L’image passe son temps à chercher la réaction, le rictus, le soutien, à scruter l’approbation ou l’incompréhension. La vérité est que la caméra n’est pas du côté de l’actrice. La réalisation ne veut pas écouter ce qu’elle a à dire à ce moment et veut provoquer la confrontation sur la réception du public. Le découpage cherche le combat. Le malaise naît de ce que recherche la caméra. On n’est plus avec Aïssa, on est du côté voyeuriste de la flamme prête à s’embraser. La caméra est inquiète, elle ne peut rester plus de 10 secondes sur le visage d’Aïssa, elle cherche l’appui de son public médusé. Nous, spectateurs mais aussi prisonniers de ce que l’on nous montre, sommes nous aussi contraints à chercher cet appui qui n’arrive pas. La gêne se trouve là, dans ce renvoi qui n’est pas communicatif. Le public des Césars a peut-être compris les mots de son animatrice mais ce qu’il renvoit, par le biais de la caméra chercheuse, est son silence.

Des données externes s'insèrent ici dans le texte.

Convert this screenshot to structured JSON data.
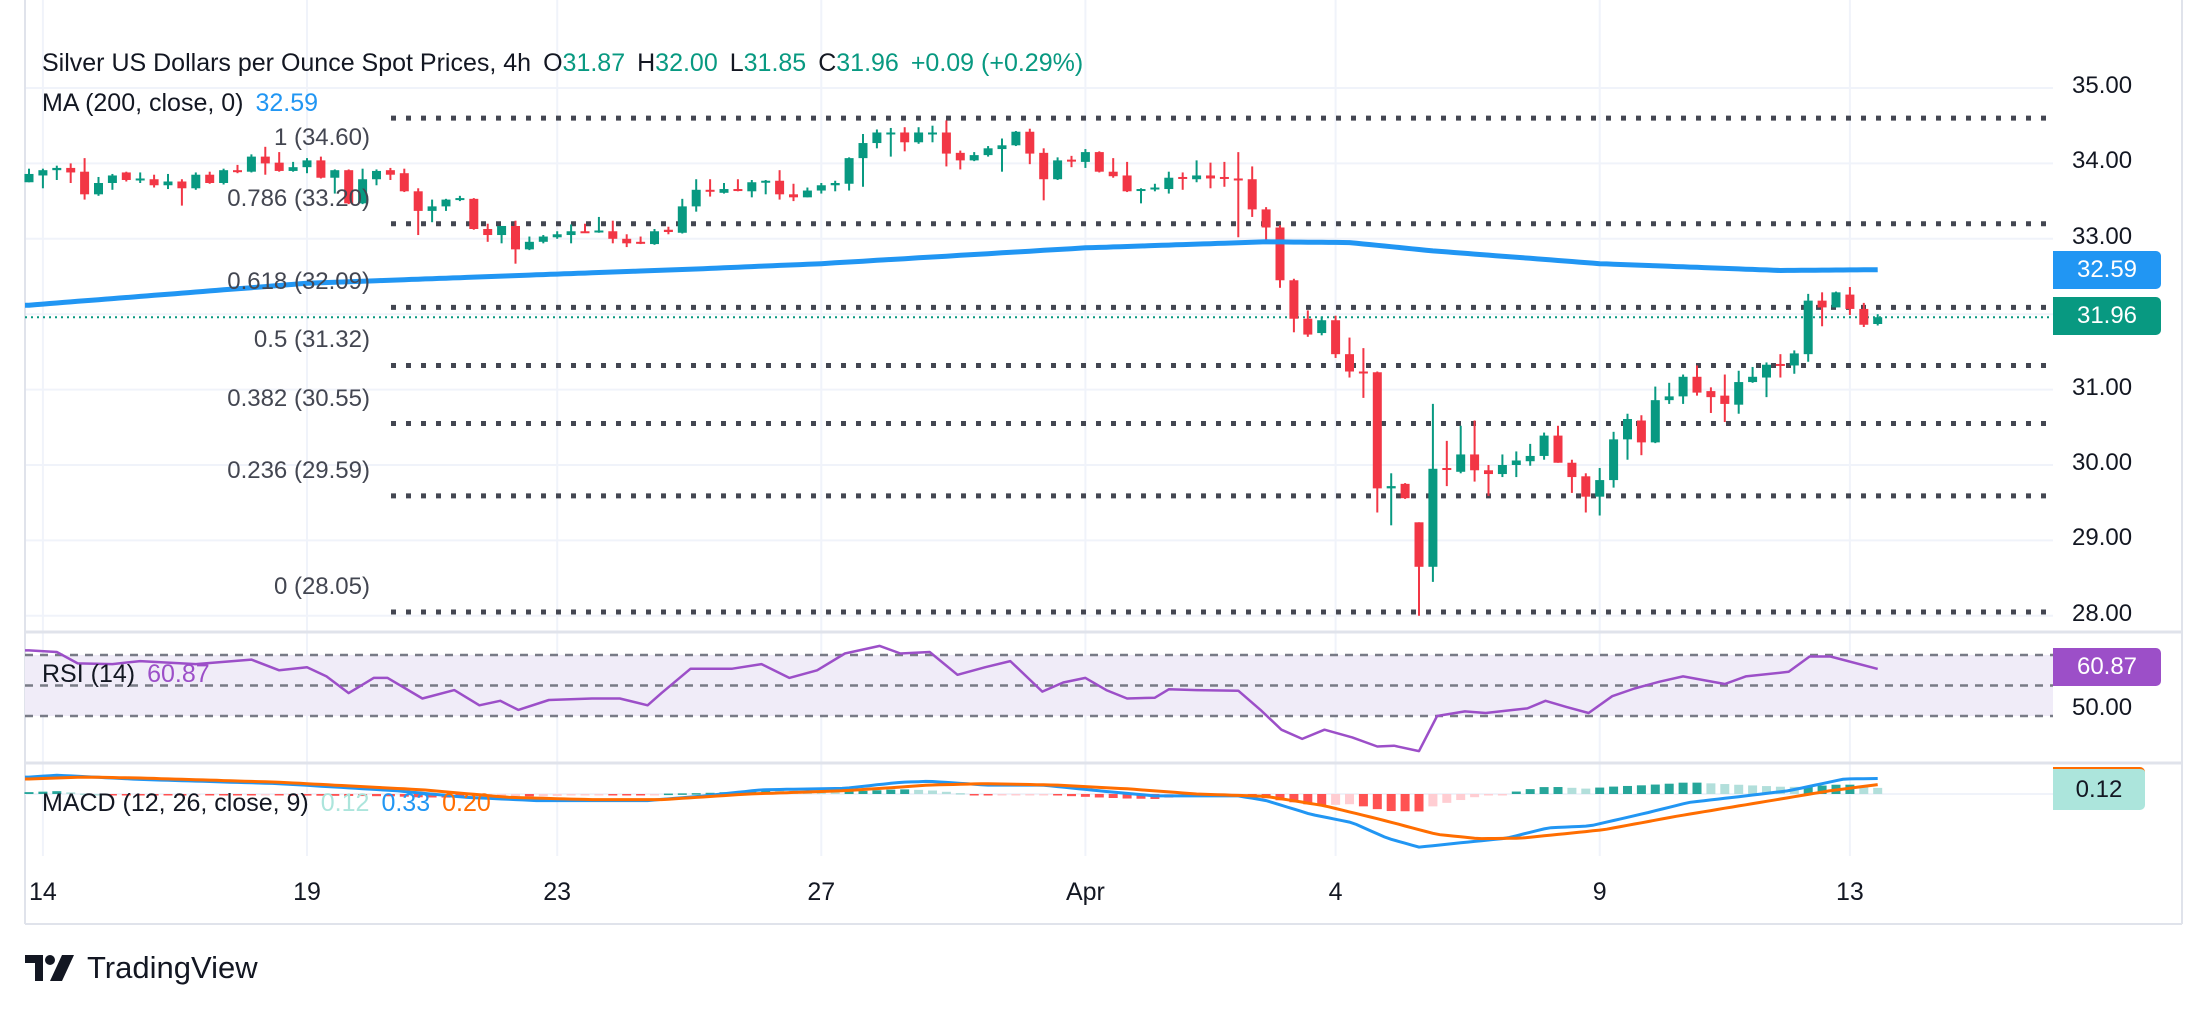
{
  "header": {
    "title": "Silver US Dollars per Ounce Spot Prices, 4h",
    "open_label": "O",
    "open": "31.87",
    "high_label": "H",
    "high": "32.00",
    "low_label": "L",
    "low": "31.85",
    "close_label": "C",
    "close": "31.96",
    "change": "+0.09 (+0.29%)"
  },
  "ma_legend": {
    "label": "MA (200, close, 0)",
    "value": "32.59"
  },
  "price_axis": {
    "ticks": [
      {
        "label": "35.00",
        "value": 35
      },
      {
        "label": "34.00",
        "value": 34
      },
      {
        "label": "33.00",
        "value": 33
      },
      {
        "label": "31.00",
        "value": 31
      },
      {
        "label": "30.00",
        "value": 30
      },
      {
        "label": "29.00",
        "value": 29
      },
      {
        "label": "28.00",
        "value": 28
      }
    ],
    "ma_tag": "32.59",
    "last_price_tag": "31.96"
  },
  "fib_levels": [
    {
      "label": "1 (34.60)",
      "price": 34.6
    },
    {
      "label": "0.786 (33.20)",
      "price": 33.2
    },
    {
      "label": "0.618 (32.09)",
      "price": 32.09
    },
    {
      "label": "0.5 (31.32)",
      "price": 31.32
    },
    {
      "label": "0.382 (30.55)",
      "price": 30.55
    },
    {
      "label": "0.236 (29.59)",
      "price": 29.59
    },
    {
      "label": "0 (28.05)",
      "price": 28.05
    }
  ],
  "rsi": {
    "label": "RSI (14)",
    "value": "60.87",
    "axis_label": "50.00",
    "tag": "60.87",
    "levels": [
      70,
      50,
      30
    ]
  },
  "macd": {
    "label": "MACD (12, 26, close, 9)",
    "hist": "0.12",
    "macd": "0.33",
    "signal": "0.20",
    "tag": "0.12"
  },
  "time_axis": [
    {
      "label": "14",
      "index": 2
    },
    {
      "label": "19",
      "index": 21
    },
    {
      "label": "23",
      "index": 39
    },
    {
      "label": "27",
      "index": 58
    },
    {
      "label": "Apr",
      "index": 77
    },
    {
      "label": "4",
      "index": 95
    },
    {
      "label": "9",
      "index": 114
    },
    {
      "label": "13",
      "index": 132
    }
  ],
  "logo": {
    "text": "TradingView"
  },
  "colors": {
    "up": "#089981",
    "down": "#F23645",
    "ma": "#2196F3",
    "rsi": "#9C4FC8",
    "rsi_band": "#F0ECF8",
    "macd": "#2196F3",
    "signal": "#FF6D00",
    "hist_up_grow": "#26A69A",
    "hist_up_fall": "#B2DFDB",
    "hist_down_fall": "#FF5252",
    "hist_down_rise": "#FFCDD2",
    "fib": "#434651"
  },
  "chart_data": {
    "type": "candlestick",
    "title": "Silver US Dollars per Ounce Spot Prices, 4h",
    "ylim": [
      27.6,
      35.6
    ],
    "grid": true,
    "candles_ohlc": [
      [
        33.75,
        33.93,
        33.75,
        33.86
      ],
      [
        33.84,
        33.93,
        33.67,
        33.91
      ],
      [
        33.91,
        33.97,
        33.78,
        33.94
      ],
      [
        33.94,
        34.0,
        33.74,
        33.88
      ],
      [
        33.89,
        34.07,
        33.52,
        33.59
      ],
      [
        33.59,
        33.82,
        33.57,
        33.74
      ],
      [
        33.74,
        33.86,
        33.65,
        33.84
      ],
      [
        33.88,
        33.89,
        33.76,
        33.78
      ],
      [
        33.79,
        33.88,
        33.74,
        33.8
      ],
      [
        33.79,
        33.85,
        33.68,
        33.71
      ],
      [
        33.71,
        33.86,
        33.66,
        33.76
      ],
      [
        33.76,
        33.79,
        33.44,
        33.67
      ],
      [
        33.67,
        33.88,
        33.65,
        33.85
      ],
      [
        33.85,
        33.89,
        33.73,
        33.74
      ],
      [
        33.74,
        33.93,
        33.72,
        33.91
      ],
      [
        33.91,
        33.98,
        33.87,
        33.89
      ],
      [
        33.89,
        34.12,
        33.88,
        34.09
      ],
      [
        34.09,
        34.22,
        33.85,
        34.0
      ],
      [
        34.01,
        34.15,
        33.89,
        33.9
      ],
      [
        33.9,
        34.02,
        33.89,
        33.95
      ],
      [
        33.95,
        34.07,
        33.87,
        34.04
      ],
      [
        34.04,
        34.09,
        33.8,
        33.81
      ],
      [
        33.81,
        33.92,
        33.6,
        33.91
      ],
      [
        33.91,
        33.92,
        33.46,
        33.47
      ],
      [
        33.47,
        33.93,
        33.46,
        33.79
      ],
      [
        33.79,
        33.92,
        33.71,
        33.9
      ],
      [
        33.91,
        33.94,
        33.78,
        33.85
      ],
      [
        33.87,
        33.93,
        33.62,
        33.63
      ],
      [
        33.63,
        33.67,
        33.05,
        33.37
      ],
      [
        33.37,
        33.52,
        33.22,
        33.43
      ],
      [
        33.43,
        33.53,
        33.37,
        33.52
      ],
      [
        33.52,
        33.57,
        33.5,
        33.54
      ],
      [
        33.53,
        33.54,
        33.12,
        33.13
      ],
      [
        33.13,
        33.2,
        32.96,
        33.05
      ],
      [
        33.05,
        33.17,
        32.94,
        33.17
      ],
      [
        33.17,
        33.24,
        32.67,
        32.86
      ],
      [
        32.86,
        33.03,
        32.85,
        32.96
      ],
      [
        32.96,
        33.05,
        32.94,
        33.03
      ],
      [
        33.02,
        33.1,
        33.0,
        33.06
      ],
      [
        33.05,
        33.19,
        32.94,
        33.1
      ],
      [
        33.1,
        33.2,
        33.08,
        33.09
      ],
      [
        33.09,
        33.29,
        33.08,
        33.11
      ],
      [
        33.1,
        33.24,
        32.94,
        33.0
      ],
      [
        33.0,
        33.06,
        32.89,
        32.94
      ],
      [
        32.96,
        33.03,
        32.93,
        32.94
      ],
      [
        32.93,
        33.13,
        32.92,
        33.1
      ],
      [
        33.12,
        33.16,
        33.06,
        33.09
      ],
      [
        33.08,
        33.53,
        33.07,
        33.43
      ],
      [
        33.43,
        33.79,
        33.36,
        33.65
      ],
      [
        33.65,
        33.79,
        33.56,
        33.63
      ],
      [
        33.61,
        33.74,
        33.6,
        33.66
      ],
      [
        33.66,
        33.79,
        33.63,
        33.64
      ],
      [
        33.63,
        33.78,
        33.55,
        33.75
      ],
      [
        33.75,
        33.78,
        33.59,
        33.77
      ],
      [
        33.77,
        33.91,
        33.52,
        33.59
      ],
      [
        33.59,
        33.73,
        33.5,
        33.55
      ],
      [
        33.55,
        33.68,
        33.55,
        33.64
      ],
      [
        33.64,
        33.74,
        33.6,
        33.71
      ],
      [
        33.71,
        33.77,
        33.63,
        33.74
      ],
      [
        33.73,
        34.08,
        33.64,
        34.07
      ],
      [
        34.07,
        34.39,
        33.69,
        34.27
      ],
      [
        34.27,
        34.45,
        34.2,
        34.41
      ],
      [
        34.4,
        34.47,
        34.09,
        34.41
      ],
      [
        34.41,
        34.48,
        34.16,
        34.28
      ],
      [
        34.28,
        34.48,
        34.26,
        34.41
      ],
      [
        34.4,
        34.5,
        34.28,
        34.41
      ],
      [
        34.41,
        34.57,
        33.96,
        34.13
      ],
      [
        34.14,
        34.17,
        33.92,
        34.04
      ],
      [
        34.04,
        34.15,
        34.03,
        34.11
      ],
      [
        34.11,
        34.23,
        34.09,
        34.2
      ],
      [
        34.19,
        34.33,
        33.89,
        34.24
      ],
      [
        34.24,
        34.43,
        34.23,
        34.42
      ],
      [
        34.42,
        34.46,
        33.99,
        34.13
      ],
      [
        34.14,
        34.2,
        33.51,
        33.79
      ],
      [
        33.79,
        34.08,
        33.78,
        34.04
      ],
      [
        34.05,
        34.1,
        33.95,
        34.03
      ],
      [
        34.02,
        34.19,
        33.94,
        34.15
      ],
      [
        34.15,
        34.16,
        33.88,
        33.89
      ],
      [
        33.89,
        34.07,
        33.81,
        33.83
      ],
      [
        33.84,
        34.02,
        33.62,
        33.63
      ],
      [
        33.64,
        33.67,
        33.47,
        33.66
      ],
      [
        33.66,
        33.73,
        33.63,
        33.68
      ],
      [
        33.66,
        33.89,
        33.6,
        33.81
      ],
      [
        33.82,
        33.88,
        33.65,
        33.8
      ],
      [
        33.79,
        34.04,
        33.75,
        33.84
      ],
      [
        33.84,
        34.01,
        33.67,
        33.8
      ],
      [
        33.82,
        34.02,
        33.69,
        33.8
      ],
      [
        33.8,
        34.15,
        33.02,
        33.79
      ],
      [
        33.79,
        33.96,
        33.29,
        33.39
      ],
      [
        33.39,
        33.42,
        32.96,
        33.15
      ],
      [
        33.15,
        33.18,
        32.35,
        32.45
      ],
      [
        32.45,
        32.47,
        31.76,
        31.94
      ],
      [
        31.94,
        32.05,
        31.7,
        31.73
      ],
      [
        31.75,
        31.97,
        31.72,
        31.92
      ],
      [
        31.92,
        31.98,
        31.42,
        31.47
      ],
      [
        31.47,
        31.69,
        31.16,
        31.24
      ],
      [
        31.24,
        31.55,
        30.89,
        31.22
      ],
      [
        31.23,
        31.24,
        29.37,
        29.69
      ],
      [
        29.69,
        29.89,
        29.2,
        29.72
      ],
      [
        29.75,
        29.76,
        29.55,
        29.56
      ],
      [
        29.24,
        29.24,
        28.0,
        28.65
      ],
      [
        28.65,
        30.81,
        28.45,
        29.95
      ],
      [
        29.96,
        30.32,
        29.72,
        29.94
      ],
      [
        29.91,
        30.52,
        29.89,
        30.14
      ],
      [
        30.14,
        30.59,
        29.78,
        29.93
      ],
      [
        29.93,
        30.0,
        29.59,
        29.88
      ],
      [
        29.88,
        30.14,
        29.84,
        30.0
      ],
      [
        30.0,
        30.18,
        29.84,
        30.06
      ],
      [
        30.05,
        30.28,
        29.99,
        30.12
      ],
      [
        30.12,
        30.43,
        30.07,
        30.39
      ],
      [
        30.39,
        30.52,
        30.03,
        30.03
      ],
      [
        30.03,
        30.07,
        29.63,
        29.84
      ],
      [
        29.85,
        29.89,
        29.37,
        29.58
      ],
      [
        29.58,
        29.96,
        29.33,
        29.8
      ],
      [
        29.8,
        30.44,
        29.7,
        30.34
      ],
      [
        30.34,
        30.68,
        30.07,
        30.61
      ],
      [
        30.59,
        30.66,
        30.13,
        30.3
      ],
      [
        30.3,
        31.04,
        30.29,
        30.86
      ],
      [
        30.86,
        31.09,
        30.81,
        30.91
      ],
      [
        30.91,
        31.2,
        30.81,
        31.17
      ],
      [
        31.17,
        31.32,
        30.92,
        30.96
      ],
      [
        30.98,
        31.03,
        30.69,
        30.9
      ],
      [
        30.92,
        31.2,
        30.57,
        30.81
      ],
      [
        30.8,
        31.25,
        30.68,
        31.1
      ],
      [
        31.1,
        31.3,
        31.09,
        31.17
      ],
      [
        31.16,
        31.36,
        30.9,
        31.33
      ],
      [
        31.34,
        31.47,
        31.16,
        31.33
      ],
      [
        31.32,
        31.52,
        31.21,
        31.48
      ],
      [
        31.47,
        32.27,
        31.37,
        32.18
      ],
      [
        32.18,
        32.29,
        31.84,
        32.09
      ],
      [
        32.09,
        32.3,
        32.09,
        32.29
      ],
      [
        32.26,
        32.36,
        31.99,
        32.07
      ],
      [
        32.07,
        32.15,
        31.83,
        31.86
      ],
      [
        31.87,
        32.0,
        31.85,
        31.96
      ]
    ],
    "ma200": [
      [
        1,
        32.12
      ],
      [
        21,
        32.41
      ],
      [
        49,
        32.6
      ],
      [
        58,
        32.67
      ],
      [
        77,
        32.88
      ],
      [
        90,
        32.96
      ],
      [
        96,
        32.95
      ],
      [
        102,
        32.84
      ],
      [
        114,
        32.67
      ],
      [
        127,
        32.58
      ],
      [
        134,
        32.59
      ]
    ],
    "rsi_ylim": [
      0,
      100
    ],
    "rsi_points": [
      [
        1,
        73
      ],
      [
        3,
        72
      ],
      [
        4.5,
        64.5
      ],
      [
        7,
        64
      ],
      [
        9,
        66
      ],
      [
        13,
        64
      ],
      [
        17,
        67
      ],
      [
        19,
        60
      ],
      [
        21,
        62
      ],
      [
        22.4,
        56
      ],
      [
        24,
        45
      ],
      [
        25.8,
        55
      ],
      [
        26.8,
        55
      ],
      [
        29.3,
        41.5
      ],
      [
        31.6,
        47
      ],
      [
        33.4,
        37
      ],
      [
        34.9,
        40
      ],
      [
        36.2,
        34
      ],
      [
        38.4,
        40.5
      ],
      [
        41.5,
        41.5
      ],
      [
        43.5,
        41.5
      ],
      [
        45.5,
        37
      ],
      [
        46.5,
        45
      ],
      [
        48.6,
        61
      ],
      [
        51.6,
        61
      ],
      [
        53.7,
        64
      ],
      [
        55.7,
        55
      ],
      [
        57.7,
        60
      ],
      [
        59.7,
        71
      ],
      [
        62.2,
        76
      ],
      [
        63.7,
        71
      ],
      [
        65.8,
        72
      ],
      [
        67.8,
        57
      ],
      [
        69.8,
        62
      ],
      [
        71.6,
        66
      ],
      [
        73.9,
        46
      ],
      [
        75.4,
        52
      ],
      [
        77,
        55
      ],
      [
        78.5,
        47
      ],
      [
        80,
        41.5
      ],
      [
        82,
        42
      ],
      [
        83,
        47.5
      ],
      [
        85,
        47
      ],
      [
        88,
        46.6
      ],
      [
        89.6,
        34
      ],
      [
        91.1,
        21
      ],
      [
        92.6,
        15
      ],
      [
        94.2,
        21
      ],
      [
        96.2,
        16
      ],
      [
        98,
        10
      ],
      [
        99.2,
        10.5
      ],
      [
        101,
        7
      ],
      [
        102.3,
        30
      ],
      [
        104.3,
        33
      ],
      [
        105.8,
        32
      ],
      [
        107.8,
        34
      ],
      [
        108.8,
        35
      ],
      [
        110.1,
        40
      ],
      [
        111.6,
        36
      ],
      [
        113.2,
        32
      ],
      [
        114.9,
        43
      ],
      [
        116.5,
        48
      ],
      [
        118.3,
        52.5
      ],
      [
        120,
        56
      ],
      [
        123,
        51
      ],
      [
        124.5,
        56
      ],
      [
        127.6,
        59
      ],
      [
        129.1,
        69
      ],
      [
        130.6,
        69
      ],
      [
        134,
        60.87
      ]
    ],
    "macd_points": [
      [
        1,
        0.36
      ],
      [
        3,
        0.4
      ],
      [
        9,
        0.31
      ],
      [
        19,
        0.22
      ],
      [
        27.4,
        0.07
      ],
      [
        32.4,
        -0.07
      ],
      [
        37.5,
        -0.14
      ],
      [
        45.5,
        -0.14
      ],
      [
        49.6,
        -0.04
      ],
      [
        53.7,
        0.09
      ],
      [
        59.7,
        0.12
      ],
      [
        63.7,
        0.25
      ],
      [
        65.8,
        0.27
      ],
      [
        69.8,
        0.19
      ],
      [
        73.9,
        0.19
      ],
      [
        77.9,
        0.07
      ],
      [
        82,
        -0.04
      ],
      [
        88,
        -0.04
      ],
      [
        90,
        -0.14
      ],
      [
        93.2,
        -0.43
      ],
      [
        96.2,
        -0.61
      ],
      [
        98.7,
        -0.94
      ],
      [
        101,
        -1.13
      ],
      [
        104.3,
        -1.03
      ],
      [
        107.3,
        -0.94
      ],
      [
        110.3,
        -0.72
      ],
      [
        113.3,
        -0.68
      ],
      [
        117.4,
        -0.4
      ],
      [
        120.4,
        -0.18
      ],
      [
        124.5,
        -0.04
      ],
      [
        127.6,
        0.07
      ],
      [
        131.6,
        0.32
      ],
      [
        134,
        0.33
      ]
    ],
    "signal_points": [
      [
        1,
        0.32
      ],
      [
        5,
        0.36
      ],
      [
        9,
        0.34
      ],
      [
        19,
        0.25
      ],
      [
        29.3,
        0.09
      ],
      [
        35.4,
        -0.07
      ],
      [
        41.5,
        -0.12
      ],
      [
        46.6,
        -0.12
      ],
      [
        52.7,
        0.0
      ],
      [
        59.7,
        0.07
      ],
      [
        65.8,
        0.19
      ],
      [
        69.8,
        0.22
      ],
      [
        74.9,
        0.19
      ],
      [
        80,
        0.11
      ],
      [
        85,
        0.0
      ],
      [
        90,
        -0.05
      ],
      [
        94.2,
        -0.25
      ],
      [
        98.2,
        -0.54
      ],
      [
        102.3,
        -0.86
      ],
      [
        105.3,
        -0.95
      ],
      [
        108.3,
        -0.94
      ],
      [
        114.3,
        -0.76
      ],
      [
        119.4,
        -0.48
      ],
      [
        125.5,
        -0.18
      ],
      [
        130.6,
        0.07
      ],
      [
        134,
        0.2
      ]
    ]
  }
}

Lorsque qu’Aïssa Maïga parle de la représentation des noirs dans la salle (12, chiffre avancée), la caméra s’y prend au jeu et compte avec elle. Karidja Touré, Ladj Ly, Eye Haïdara, Djebril Zonga… Regardez ! On parle de vous ! Agissez ! Réagissez ! Aïssa est seule, bien seule. Elle l’est parce qu’on a décidé que la réaction était plus forte que les mots. La force d’un discours est dans ses mots et dans l’attention qu’on y porte : Le plan fixe est respectueux et digne. A la manière du discours final de Chaplin dans Le Dictateur. Ecoutons. Or la réalisation a opté pour un découpage aléatoire, fragmenté, de sorte à perdre la force des mots dans le regard perdu d’un public qui n’aura jamais le temps de réagir car évidemment, la moyenne du plan sur un visage est de 3 secondes. Ainsi, on découpe toute une tribune pour une question de rythme et on noie le poisson. Ne pas faire de vagues, encore. Le malaise n’était pas dans le discours ni dans le fond (il était même plutôt juste) ; mais était bien dans ce traitement du voir plus. On n’avait pas besoin de voir mais d’entendre.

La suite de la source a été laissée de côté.